Updated on 2013-06-18 by Guest





Stock charts drawn on the movement of share prices or market indices are the basic tools of technical analysis. Investors look out to identify various trends and patterns, which share prices, would follow over the years. As technical analysis is based on the fundamental assumption that history repeats itself, it is believed that the share prices would follow common trends, which have been summarized over the years. Thus, by drawing different types of charts with the movement of prices over time analysts and investors would attempt to identify and fix up their buy and sell decisions and entry and exit points in the market. The most common forms of charts used for identifying such trends and trend reversals include line charts, bar charts and point and figure charts.
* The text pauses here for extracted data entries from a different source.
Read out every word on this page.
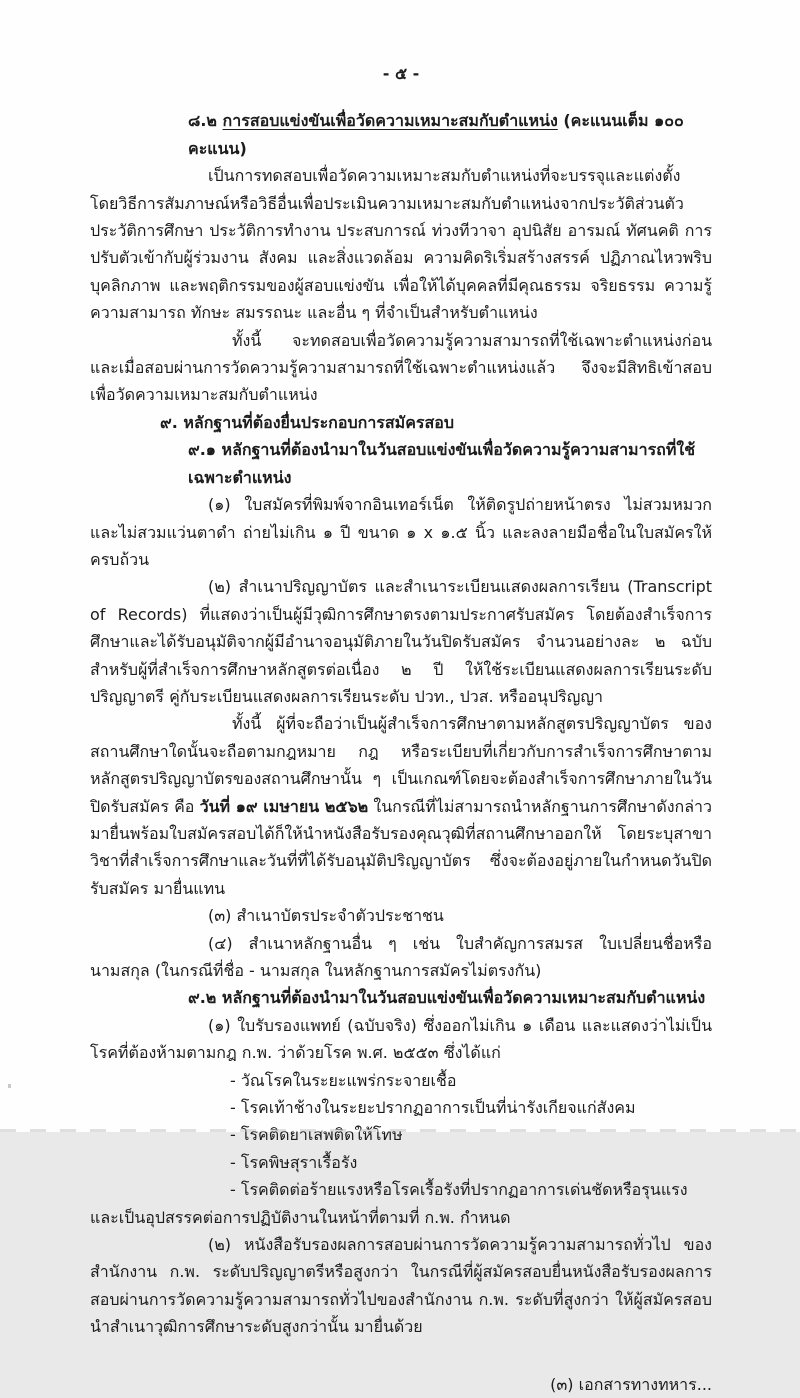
- ๕ -

๘.๒ การสอบแข่งขันเพื่อวัดความเหมาะสมกับตำแหน่ง (คะแนนเต็ม ๑๐๐ คะแนน)

เป็นการทดสอบเพื่อวัดความเหมาะสมกับตำแหน่งที่จะบรรจุและแต่งตั้ง โดยวิธีการสัมภาษณ์หรือวิธีอื่นเพื่อประเมินความเหมาะสมกับตำแหน่งจากประวัติส่วนตัว ประวัติการศึกษา ประวัติการทำงาน ประสบการณ์ ท่วงทีวาจา อุปนิสัย อารมณ์ ทัศนคติ การปรับตัวเข้ากับผู้ร่วมงาน สังคม และสิ่งแวดล้อม ความคิดริเริ่มสร้างสรรค์ ปฏิภาณไหวพริบ บุคลิกภาพ และพฤติกรรมของผู้สอบแข่งขัน เพื่อให้ได้บุคคลที่มีคุณธรรม จริยธรรม ความรู้ ความสามารถ ทักษะ สมรรถนะ และอื่น ๆ ที่จำเป็นสำหรับตำแหน่ง

ทั้งนี้ จะทดสอบเพื่อวัดความรู้ความสามารถที่ใช้เฉพาะตำแหน่งก่อน และเมื่อสอบผ่านการวัดความรู้ความสามารถที่ใช้เฉพาะตำแหน่งแล้ว จึงจะมีสิทธิเข้าสอบเพื่อวัดความเหมาะสมกับตำแหน่ง

๙. หลักฐานที่ต้องยื่นประกอบการสมัครสอบ

๙.๑ หลักฐานที่ต้องนำมาในวันสอบแข่งขันเพื่อวัดความรู้ความสามารถที่ใช้เฉพาะตำแหน่ง

(๑) ใบสมัครที่พิมพ์จากอินเทอร์เน็ต ให้ติดรูปถ่ายหน้าตรง ไม่สวมหมวก และไม่สวมแว่นตาดำ ถ่ายไม่เกิน ๑ ปี ขนาด ๑ x ๑.๕ นิ้ว และลงลายมือชื่อในใบสมัครให้ครบถ้วน

(๒) สำเนาปริญญาบัตร และสำเนาระเบียนแสดงผลการเรียน (Transcript of Records) ที่แสดงว่าเป็นผู้มีวุฒิการศึกษาตรงตามประกาศรับสมัคร โดยต้องสำเร็จการศึกษาและได้รับอนุมัติจากผู้มีอำนาจอนุมัติภายในวันปิดรับสมัคร จำนวนอย่างละ ๒ ฉบับ สำหรับผู้ที่สำเร็จการศึกษาหลักสูตรต่อเนื่อง ๒ ปี ให้ใช้ระเบียนแสดงผลการเรียนระดับปริญญาตรี คู่กับระเบียนแสดงผลการเรียนระดับ ปวท., ปวส. หรืออนุปริญญา

ทั้งนี้ ผู้ที่จะถือว่าเป็นผู้สำเร็จการศึกษาตามหลักสูตรปริญญาบัตร ของสถานศึกษาใดนั้นจะถือตามกฎหมาย กฎ หรือระเบียบที่เกี่ยวกับการสำเร็จการศึกษาตามหลักสูตรปริญญาบัตรของสถานศึกษานั้น ๆ เป็นเกณฑ์โดยจะต้องสำเร็จการศึกษาภายในวันปิดรับสมัคร คือ วันที่ ๑๙ เมษายน ๒๕๖๒ ในกรณีที่ไม่สามารถนำหลักฐานการศึกษาดังกล่าวมายื่นพร้อมใบสมัครสอบได้ก็ให้นำหนังสือรับรองคุณวุฒิที่สถานศึกษาออกให้ โดยระบุสาขาวิชาที่สำเร็จการศึกษาและวันที่ที่ได้รับอนุมัติปริญญาบัตร ซึ่งจะต้องอยู่ภายในกำหนดวันปิดรับสมัคร มายื่นแทน

(๓) สำเนาบัตรประจำตัวประชาชน

(๔) สำเนาหลักฐานอื่น ๆ เช่น ใบสำคัญการสมรส ใบเปลี่ยนชื่อหรือนามสกุล (ในกรณีที่ชื่อ - นามสกุล ในหลักฐานการสมัครไม่ตรงกัน)

๙.๒ หลักฐานที่ต้องนำมาในวันสอบแข่งขันเพื่อวัดความเหมาะสมกับตำแหน่ง

(๑) ใบรับรองแพทย์ (ฉบับจริง) ซึ่งออกไม่เกิน ๑ เดือน และแสดงว่าไม่เป็นโรคที่ต้องห้ามตามกฎ ก.พ. ว่าด้วยโรค พ.ศ. ๒๕๕๓ ซึ่งได้แก่

- วัณโรคในระยะแพร่กระจายเชื้อ

- โรคเท้าช้างในระยะปรากฏอาการเป็นที่น่ารังเกียจแก่สังคม

- โรคติดยาเสพติดให้โทษ

- โรคพิษสุราเรื้อรัง

- โรคติดต่อร้ายแรงหรือโรคเรื้อรังที่ปรากฏอาการเด่นชัดหรือรุนแรงและเป็นอุปสรรคต่อการปฏิบัติงานในหน้าที่ตามที่ ก.พ. กำหนด

(๒) หนังสือรับรองผลการสอบผ่านการวัดความรู้ความสามารถทั่วไป ของสำนักงาน ก.พ. ระดับปริญญาตรีหรือสูงกว่า ในกรณีที่ผู้สมัครสอบยื่นหนังสือรับรองผลการสอบผ่านการวัดความรู้ความสามารถทั่วไปของสำนักงาน ก.พ. ระดับที่สูงกว่า ให้ผู้สมัครสอบนำสำเนาวุฒิการศึกษาระดับสูงกว่านั้น มายื่นด้วย

(๓) เอกสารทางทหาร...
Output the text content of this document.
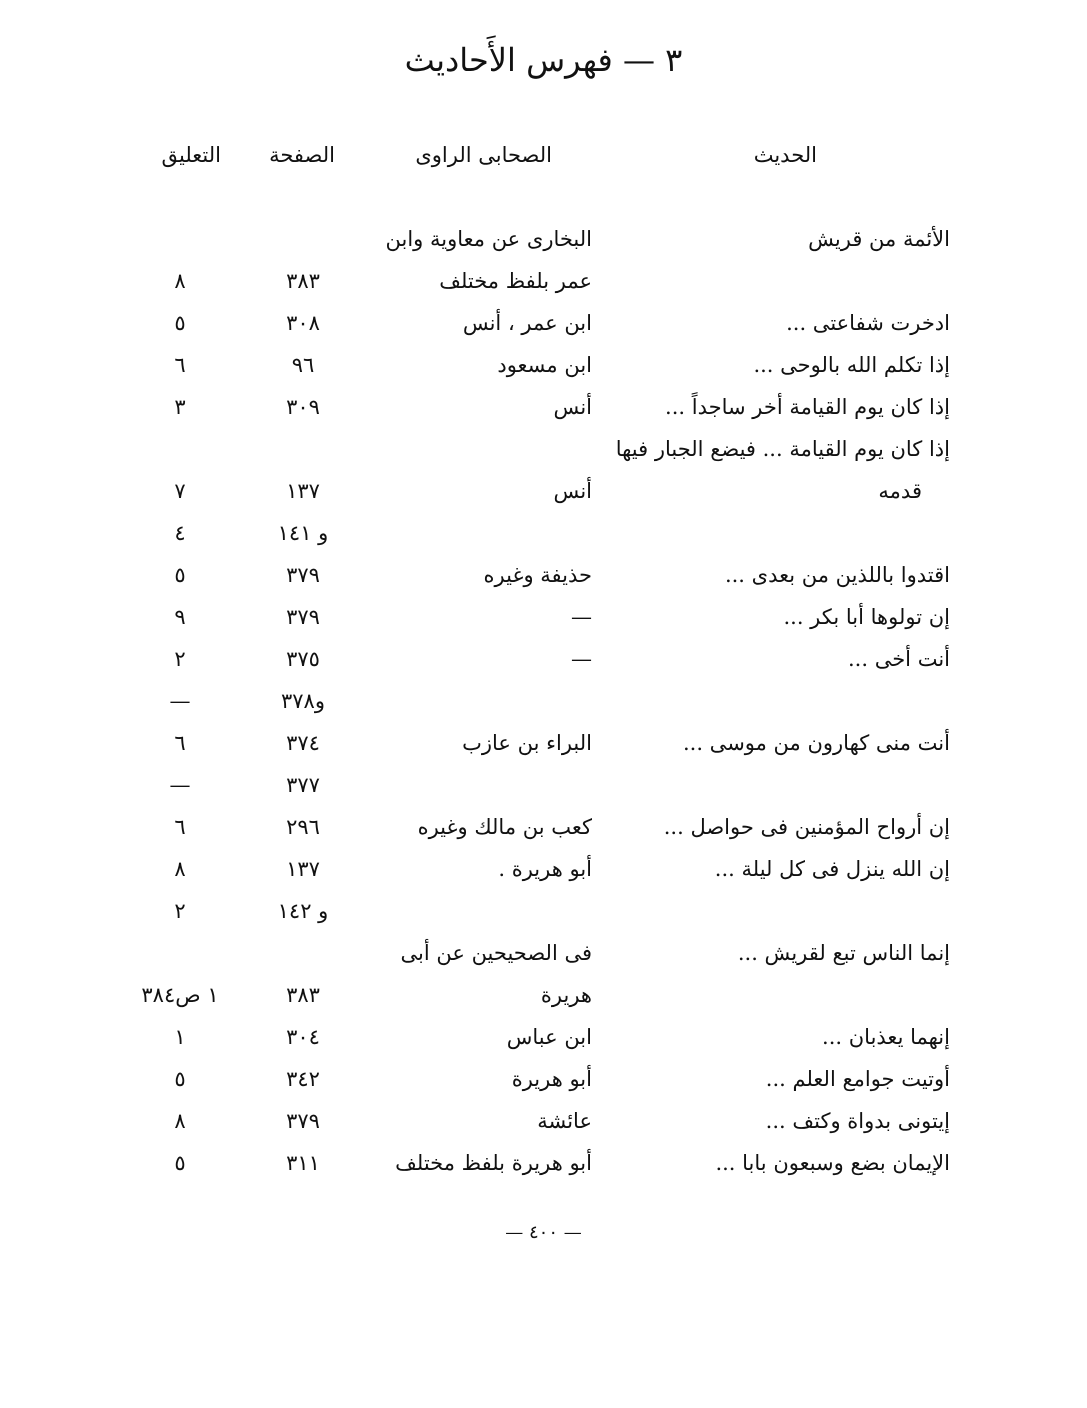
٣ — فهرس الأَحاديث
الحديث
الصحابى الراوى
الصفحة
التعليق
الأئمة من قريش
البخارى عن معاوية وابن
عمر بلفظ مختلف
٣٨٣
٨
ادخرت شفاعتى ...
ابن عمر ، أنس
٣٠٨
٥
إذا تكلم الله بالوحى ...
ابن مسعود
٩٦
٦
إذا كان يوم القيامة أخر ساجداً ...
أنس
٣٠٩
٣
إذا كان يوم القيامة ... فيضع الجبار فيها
قدمه
أنس
١٣٧
٧
و ١٤١
٤
اقتدوا باللذين من بعدى ...
حذيفة وغيره
٣٧٩
٥
إن تولوها أبا بكر ...
—
٣٧٩
٩
أنت أخى ...
—
٣٧٥
٢
و٣٧٨
—
أنت منى كهارون من موسى ...
البراء بن عازب
٣٧٤
٦
٣٧٧
—
إن أرواح المؤمنين فى حواصل ...
كعب بن مالك وغيره
٢٩٦
٦
إن الله ينزل فى كل ليلة ...
أبو هريرة .
١٣٧
٨
و ١٤٢
٢
إنما الناس تبع لقريش ...
فى الصحيحين عن أبى
هريرة
٣٨٣
١ ص٣٨٤
إنهما يعذبان ...
ابن عباس
٣٠٤
١
أوتيت جوامع العلم ...
أبو هريرة
٣٤٢
٥
إيتونى بدواة وكتف ...
عائشة
٣٧٩
٨
الإيمان بضع وسبعون بابا ...
أبو هريرة بلفظ مختلف
٣١١
٥
— ٤٠٠ —
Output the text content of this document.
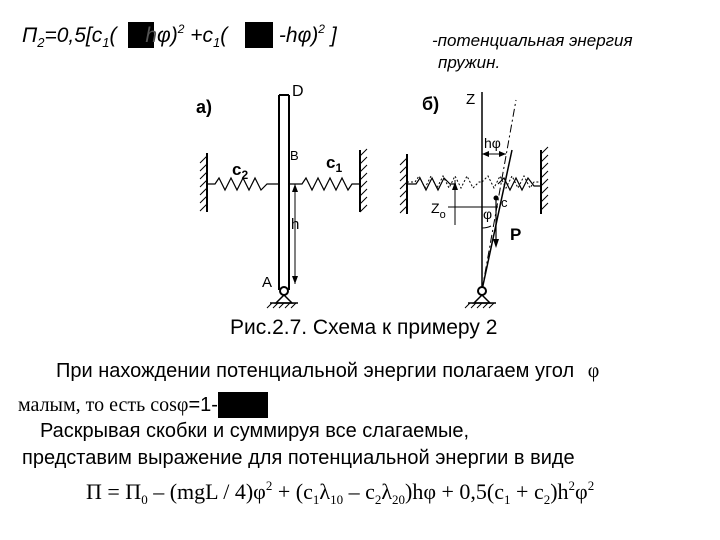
$П_2=0,5[c_1$( $h\varphi)^2 +c_1$(  -hφ)$^2$ ]	-потенциальная энергия
пружин.
а)
D
B
$c_2$
$c_1$
h
A
б) Z
hφ
$Z_o$	φ
c
P
Рис.2.7. Схема к примеру 2
При нахождении потенциальной энергии полагаем угол φ
малым, то есть cosφ=1-
Раскрывая скобки и суммируя все слагаемые,
представим выражение для потенциальной энергии в виде
$П = П_0 - (mgL / 4)\varphi^2 + (c_1\lambda_{10} - c_2\lambda_{20})h\varphi + 0,5(c_1 + c_2)h^2\varphi^2$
Charts have proved to be highly valuable and easiest form of tools in the technical analysis. As the data related to prices of shares are graphically represented in the charts, investors find it easier to extract information related to current trend in price movements, possible future movements in the prices, identification of support and resistance level of prices etc. The common type of trends and information that could be inferred by reading the charts include

• Support and resistance level of prices
• V formation
• Tops and bottoms
• Heads and shoulders
• Triangles
• Flags and pennants


Support and Resistance level of prices

Support level is referred to the point at which the share prices would be prevented from further decline by increasing demand for the shares in the market. Thus the fall in prices would either be halted for a short span of time or the shares would move towards a trend reversal from bearish phase to bullish phase. On the other hand, when the share prices reach the resistance level, their upward movement would further be prevented by falling demand for the shares. This could also happen due to greater supply in the shares, as a result of which the share prices would fall.
Say for example, if the price of a share keeps moving around $65 for weeks, then it would rise and reach a level of $80 after which the share prices would fall down and reach the original level of $65. Then the level of $80 would be referred to as the resistance level for the share, after which the share prices are not allowed to increase. On the other hand, the prices would not be allowed to decrease below the level of $65, which is the support level. Thus, at the resistance level, the supply of shares would be higher and at the support level, the demand for shares would increase.




V Formation
As the name indicates, the V formation indicates sharp increase or decline in share prices followed by a fast trend reversal. The V- formation mostly occurs in popular stocks where the market interest changes quickly. On the other hand, in case of inverted V formation, the increase in share prices occurs followed by a trend reversal with decline in prices. There are extended V formations in which the bottom or top of the V would extend for longer periods of time over broader areas.


Tops and bottoms

Top and bottom formations in share prices, though interesting to watch, prove to be more important with respect to its middle portion. The investor has to buy after the beginning of an up trend and exit before the asset reaches a top. Generally, tops and bottoms are formed at the beginning or end of the new trends. The reversal from the tops and bottoms indicate sell and buy signals.




Double tops and bottoms

This type of formations signals that one trend would end and another trend is about to begin. If the double top is formed when the security price rises to a certain maximum level, then drops rapidly to the bottom, further increases to the same peak level before falling down. Its pattern resembles the letter ‘M’. However, the results obtained from such tops and bottoms should be confirmed with the information related to volume and trend.


Head and Shoulders

This is a very common pattern observed in the charts and is very easy to identify and highly reliable. In this pattern, there are three rallies to be observed namely one left shoulder, one head and one right shoulder. The lowest point in the tops is then connected to form a neck line and is further extended. When the share prices cut the neck line and then move upwards, it would indicate trend reversals of the share moving from bearish to bullish phase. For the inverted head and shoulders pattern, the reverse of the patterns formed above would hold true.




Triangles

The triangle formation including different categories like ascending, descending and symmetrical triangles are very popular in technical analysis. Symmetrical triangle is formed with series of fluctuations in share prices with tops, which are lower than the previous ones, and bottoms, which are higher than previous ones. While the symmetrical triangle does not give information on bullish or bearish phase of the shares, it just indicates a halt in the movement of share prices.


Flags

The flag patterns commonly emerge when there is a fall or rise in the share. The flag patterns commonly would indicate corrections of the oversold or overbought zones in share prices. Though the time to form these flag patterns is very short, the price rally or decline would take three to four days to continue. The maximum time taken to complete one flag pattern would be three weeks.


Pennants

Pennants are much more similar to the symmetrical triangles. When the pennant is bullish in trend, then the lower tops would form the upper trend line. On the other hand, the bearish trend occurs when the value of scrip moves above the upward trend line. Also in the bearish trend, fall in upper trend line and rise in lower trend line could be observed.
Charts thus prove to be major tools for technical analysis, which give highly relevant information for investors to determine their buy and sell strategies in the capital markets.